Postby ThomasHarte » Thu Apr 13, 2017 11:57 am

Rich Talbot-Watkins wrote:Thanks for the explanations, Thomas and Sarah - very enlightening! So I assume that you're converting the pixel RGBs to composite and then decoding it back to RGB (after interpolation) in the shader? Does it work to essentially hold tuples of {luminance magnitude, chrominance magnitude, chrominance phase} at pixel granularity, or are you actually sampling the final luminance+chrominance signal and separating it into its components at render time?

I can speak only as to my emulator, but what's supplied to the shader is a collection of raster runs, which are communicated as a start and end position (both as a count of time since the last horizontal and vertical syncs), a one-to-four channel blob of data that is opaque and a shader that can provide a composite level as a function of linear position, phase and the input data. Each emulated machine uses a different format but the Electron is two pixels per byte TTL RGB. So the GPU both creates the composite signal and then decodes it.

I've been through several approaches so this is very temporal but I've currently a bunch of intermediate buffers. I convert to composite, store that. From composite I separate to luminance and chrominance, store that. From luminance and chrominance I convert to RGB, store that. From RGB I paint the quad that represents that raster run. More or less 256 runs make a whole frame because I've zoomed and cropped, the Electron being fixed in its output region.

Of the other emulated machines: the Atari 2600's palette is just natively a luminance and phase shift so that goes through unprocesssed; the Vic-20 has an internal lookup from palette to luminance and phase shift (Commodore had a patent on this), which I mimic and supply luminance plus phase shift as looked up; the Oric has a composite lookup ROM, which I communicate values from directly so that's basically a fast-clocked monochrome.
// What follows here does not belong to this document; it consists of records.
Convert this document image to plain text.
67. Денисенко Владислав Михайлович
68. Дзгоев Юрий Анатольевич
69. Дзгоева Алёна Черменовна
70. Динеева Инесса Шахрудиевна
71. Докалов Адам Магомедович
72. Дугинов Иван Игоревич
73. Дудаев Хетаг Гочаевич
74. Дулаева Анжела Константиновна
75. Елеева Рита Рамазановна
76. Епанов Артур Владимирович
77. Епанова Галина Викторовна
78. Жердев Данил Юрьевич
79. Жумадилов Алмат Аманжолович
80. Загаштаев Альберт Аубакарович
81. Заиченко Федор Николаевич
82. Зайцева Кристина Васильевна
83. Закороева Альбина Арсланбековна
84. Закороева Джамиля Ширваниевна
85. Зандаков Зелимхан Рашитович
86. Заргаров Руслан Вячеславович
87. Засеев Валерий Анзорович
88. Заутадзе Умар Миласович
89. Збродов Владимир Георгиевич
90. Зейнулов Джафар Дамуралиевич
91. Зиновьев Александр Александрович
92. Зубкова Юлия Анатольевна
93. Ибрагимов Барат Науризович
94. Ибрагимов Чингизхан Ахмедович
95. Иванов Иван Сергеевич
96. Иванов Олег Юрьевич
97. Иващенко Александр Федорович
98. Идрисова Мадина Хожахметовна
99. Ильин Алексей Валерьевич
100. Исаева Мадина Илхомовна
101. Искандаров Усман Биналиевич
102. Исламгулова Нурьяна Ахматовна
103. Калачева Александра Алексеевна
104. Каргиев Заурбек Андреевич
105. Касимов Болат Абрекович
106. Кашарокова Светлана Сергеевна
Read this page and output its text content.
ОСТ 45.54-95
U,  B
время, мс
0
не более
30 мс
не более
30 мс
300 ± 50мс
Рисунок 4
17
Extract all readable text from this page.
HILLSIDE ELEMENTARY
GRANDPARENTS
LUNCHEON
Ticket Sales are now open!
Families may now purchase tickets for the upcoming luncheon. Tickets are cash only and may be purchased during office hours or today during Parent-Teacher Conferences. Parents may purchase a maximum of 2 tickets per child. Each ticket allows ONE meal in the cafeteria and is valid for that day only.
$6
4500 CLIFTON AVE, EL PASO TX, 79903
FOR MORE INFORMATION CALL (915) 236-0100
EDIT: also, in case it's interesting, the minimal unit of screen repainting in my emulator is a straight line raster. A 144Hz monitor should paint 144 separate frames per second. This is part of my effort not falsely to introduce latency, in much the same way that the emulator is happy pumping 96Khz audio even on my lowly computer. But I think it also feels better even just for displaying PAL 50Hz on standard PC issue 60Hz displays now, rather than if you forced yourself to display only a whole frame at a time, in which case you're going to get a stutter after every fifth frame. There's a bunch of blending going on for the phosphor-ish semi-simulation*, so don't picture the harsh rolling edge you'd associate with tearing.

* which has become ever-less scientific but that's okay. The interface between machine and emulated CRT doesn't assume anything. My hands aren't tied.

EDIT2: oh, also, it strikes me that I forgot to explain why the comb filter has that name. It's because supposing your luminance had content with exactly the wavelength implied by the distance between the two samples you are summing, then you'd amplify that content rather then removing it. Ditto for any multiple of that frequency. So the frequency response graph looks like a bunch of peaks at the integers. So it looks like a comb. There's no combing in the actual implementing, whatever that would be.